Pour se lier aux personnages, le lecteur/spectateur doit trouver en eux des articulations partagées. Un biais possible pour alimenter cette presque fusion entre un être de chair et d’os et un être de fiction, peut-être suffirait-il de donner à cet être imaginaire des préoccupations, des contradictions, des dilemmes ; c’est ce qu’on appelle traditionnellement des conflits intimes.
En tant que lecteur/spectateur, on est plus concerné par ce qu’on interprète de ce qui travaille de l’intérieur un personnage que par notre épiderme qui réagit à la violence des événements contés.
Illustrons avec Fidelio, l’odyssée d’Alice (2014) de Lucie Borleteau. Alice est prise entre deux sentiments contradictoires : elle a un compagnon qui est resté à terre et le capitaine, un ancien amour. On peut entendre dans cette situation (encore une fois, cela dépend de chacun d’entre nous et ici, je vous propose ma lecture) des questions comme la liberté n’est-elle pas une trahison de l’autre ? Ou encore, l’amour résistera-t-il au temps et à l’espace dans cet infini de l’océan ? Des images poétiques comme celle-ci force l’imagination.
Dans cet infini, Alice ne peut s’ancrer à aucune terre. Elle vit pleinement son émancipation, mais à quel prix ? Bien-sûr, cela nous parle aussi. Doit-on l’envier ? Au risque de nous perdre ?
On croit Alice entourée, mais elle est seule avec ses pensées et ses doutes qui la blessent. Terrible journal intime sur lequel nous lisons nos propres luttes et limites.
L’Autre Continent (2019) de Romain Cogitore est une sublime histoire d’amour. Mais la maladie d’Olivier met à mal cette histoire. La vie est faite de moments de joie, de plaisirs simples jusqu’à en être extraordinaires, mais aussi d’épreuves et de doutes. Et les uns et les autres doivent être surmontés d’un même effort. Alors l’amour et cette offrande de soi à l’autre seront sérieusement mis à l’épreuve. Quand Maria s’interroge sur sa capacité, voire sa volonté, à accompagner l’être qu’elle aime, son dilemme se communique jusqu’à nous. Et nous projetons nos propres peurs, et notre espérance, et notre désespoir sur cette relation qui, bien qu’elle soit fictive, porte son terrible lot de crédibilité et de vraisemblance.
Il y a un thème universel qui m’apparaît dans cette relation entre notre liberté individuelle (assez proche du narcissisme) et notre engagement envers l’autre. Le désir d’indépendance s’incarne chez Maria par sa passion pour les langues. Cela aurait pu être tout autre chose, comme la foi, par exemple, en tant qu’affirmation de soi, de se définir d’abord comme un individu. Parce qu’elle parle plusieurs langues, Maria s’adresse d’une seule voix au monde : une diversité des langues, certes, mais une seule parole. Doit-on y voir une aspiration de l’humanité qui désespère de son unité ? Maria ne connaît pas de limites et ce chemin l’a mené jusqu’à Olivier.
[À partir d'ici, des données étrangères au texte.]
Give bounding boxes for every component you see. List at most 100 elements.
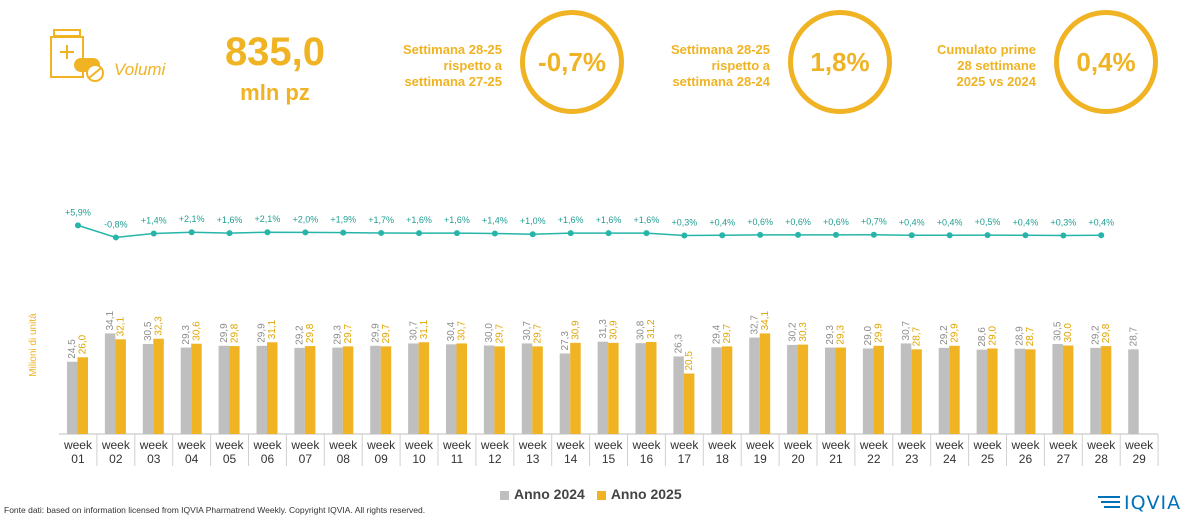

Le chemin de liberté d’Alice l’a mené aussi jusqu’à un ancien amour.
Toutes deux pensaient s’affranchir des contraintes du monde. Ces rencontres étaient-elles inéluctables parce que fatalité ou bien déterminées par leurs choix ? Alors, bien-sûr, une harmonie, surtout quand elle est de nature amoureuse, impose quelques renoncements, quelques compromis.
Et c’est bien ce que nous-mêmes nous éprouvons, quand on écrit ou qu’on lit.
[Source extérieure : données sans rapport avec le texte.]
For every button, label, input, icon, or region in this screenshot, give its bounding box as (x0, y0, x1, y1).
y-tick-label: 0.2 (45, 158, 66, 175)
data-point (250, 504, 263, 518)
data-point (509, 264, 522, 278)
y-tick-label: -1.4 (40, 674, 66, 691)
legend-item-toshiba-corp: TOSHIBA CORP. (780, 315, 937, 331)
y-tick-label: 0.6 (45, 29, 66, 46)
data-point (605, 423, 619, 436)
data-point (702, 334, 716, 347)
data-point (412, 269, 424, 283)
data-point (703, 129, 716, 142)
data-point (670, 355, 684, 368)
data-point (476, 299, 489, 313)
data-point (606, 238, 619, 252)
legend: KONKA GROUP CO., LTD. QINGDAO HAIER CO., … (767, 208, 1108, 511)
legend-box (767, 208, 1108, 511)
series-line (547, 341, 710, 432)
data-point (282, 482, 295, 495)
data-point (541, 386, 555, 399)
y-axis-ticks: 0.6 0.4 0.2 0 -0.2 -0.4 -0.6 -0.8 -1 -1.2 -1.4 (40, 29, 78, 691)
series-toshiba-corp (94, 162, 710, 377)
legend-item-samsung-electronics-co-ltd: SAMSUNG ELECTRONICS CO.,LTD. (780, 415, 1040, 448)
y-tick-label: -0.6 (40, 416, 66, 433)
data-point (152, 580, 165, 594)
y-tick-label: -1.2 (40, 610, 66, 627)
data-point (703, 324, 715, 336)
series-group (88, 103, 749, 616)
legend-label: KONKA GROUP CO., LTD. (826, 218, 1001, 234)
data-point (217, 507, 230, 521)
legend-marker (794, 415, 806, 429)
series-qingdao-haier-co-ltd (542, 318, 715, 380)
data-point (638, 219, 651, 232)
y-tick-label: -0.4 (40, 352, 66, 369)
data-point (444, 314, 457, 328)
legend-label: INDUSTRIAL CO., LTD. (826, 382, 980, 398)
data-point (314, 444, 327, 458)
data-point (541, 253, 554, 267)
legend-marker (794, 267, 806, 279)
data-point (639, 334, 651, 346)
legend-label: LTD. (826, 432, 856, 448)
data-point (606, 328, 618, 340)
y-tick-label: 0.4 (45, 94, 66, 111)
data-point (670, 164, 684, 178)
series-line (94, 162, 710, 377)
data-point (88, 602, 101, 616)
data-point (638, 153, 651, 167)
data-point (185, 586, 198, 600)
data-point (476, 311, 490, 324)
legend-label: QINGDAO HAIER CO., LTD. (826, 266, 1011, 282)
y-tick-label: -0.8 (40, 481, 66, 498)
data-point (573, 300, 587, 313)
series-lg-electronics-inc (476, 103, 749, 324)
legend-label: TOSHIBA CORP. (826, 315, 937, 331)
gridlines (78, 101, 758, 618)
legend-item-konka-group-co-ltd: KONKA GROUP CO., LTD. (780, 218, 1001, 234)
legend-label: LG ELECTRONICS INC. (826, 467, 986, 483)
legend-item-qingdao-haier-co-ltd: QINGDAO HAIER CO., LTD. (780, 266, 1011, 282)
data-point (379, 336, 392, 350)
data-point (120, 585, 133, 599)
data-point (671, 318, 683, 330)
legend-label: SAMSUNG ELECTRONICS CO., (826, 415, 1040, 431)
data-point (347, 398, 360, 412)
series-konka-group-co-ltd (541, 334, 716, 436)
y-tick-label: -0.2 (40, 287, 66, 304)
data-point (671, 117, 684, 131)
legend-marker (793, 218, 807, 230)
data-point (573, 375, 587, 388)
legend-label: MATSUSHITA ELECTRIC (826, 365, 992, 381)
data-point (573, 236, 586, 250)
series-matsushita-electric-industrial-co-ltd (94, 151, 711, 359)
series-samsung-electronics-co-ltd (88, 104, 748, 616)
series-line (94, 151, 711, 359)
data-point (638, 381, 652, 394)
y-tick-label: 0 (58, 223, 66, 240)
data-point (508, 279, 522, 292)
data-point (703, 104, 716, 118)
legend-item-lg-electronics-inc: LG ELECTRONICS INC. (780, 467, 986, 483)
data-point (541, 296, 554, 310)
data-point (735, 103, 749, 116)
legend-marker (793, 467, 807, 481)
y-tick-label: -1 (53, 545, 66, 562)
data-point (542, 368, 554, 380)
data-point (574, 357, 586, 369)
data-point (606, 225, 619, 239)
Un autre exemple : Me and Earl and the Dying Girl (2015) de Alfonso Gomez-Rejon dans lequel Greg perçoit comme une contrainte de s’engager avec Rachel. Il a à la fois peur de cette proximité exigée et notamment, connaissant la date d’expiration de Rachel (ou du moins l’anticipant), c’est l’absence qui lui fait peur, car la présence de Rachel sera encore plus lourde quand elle aura succombé. Nous sommes dans le même cas : et si nous n’avons pas encore connu la perte d’un être aimé, nous imaginons facilement ce que cela serait et c’est déjà douloureux.
D’ailleurs, on se reconnaît en Greg, toujours à fuir l’amour par crainte d’être blessé alors que c’est justement l’amour qui peut nous sauver. On est beaucoup plus vulnérable qu’on ne veut bien le croire, ou, du moins, la plupart d’entre nous.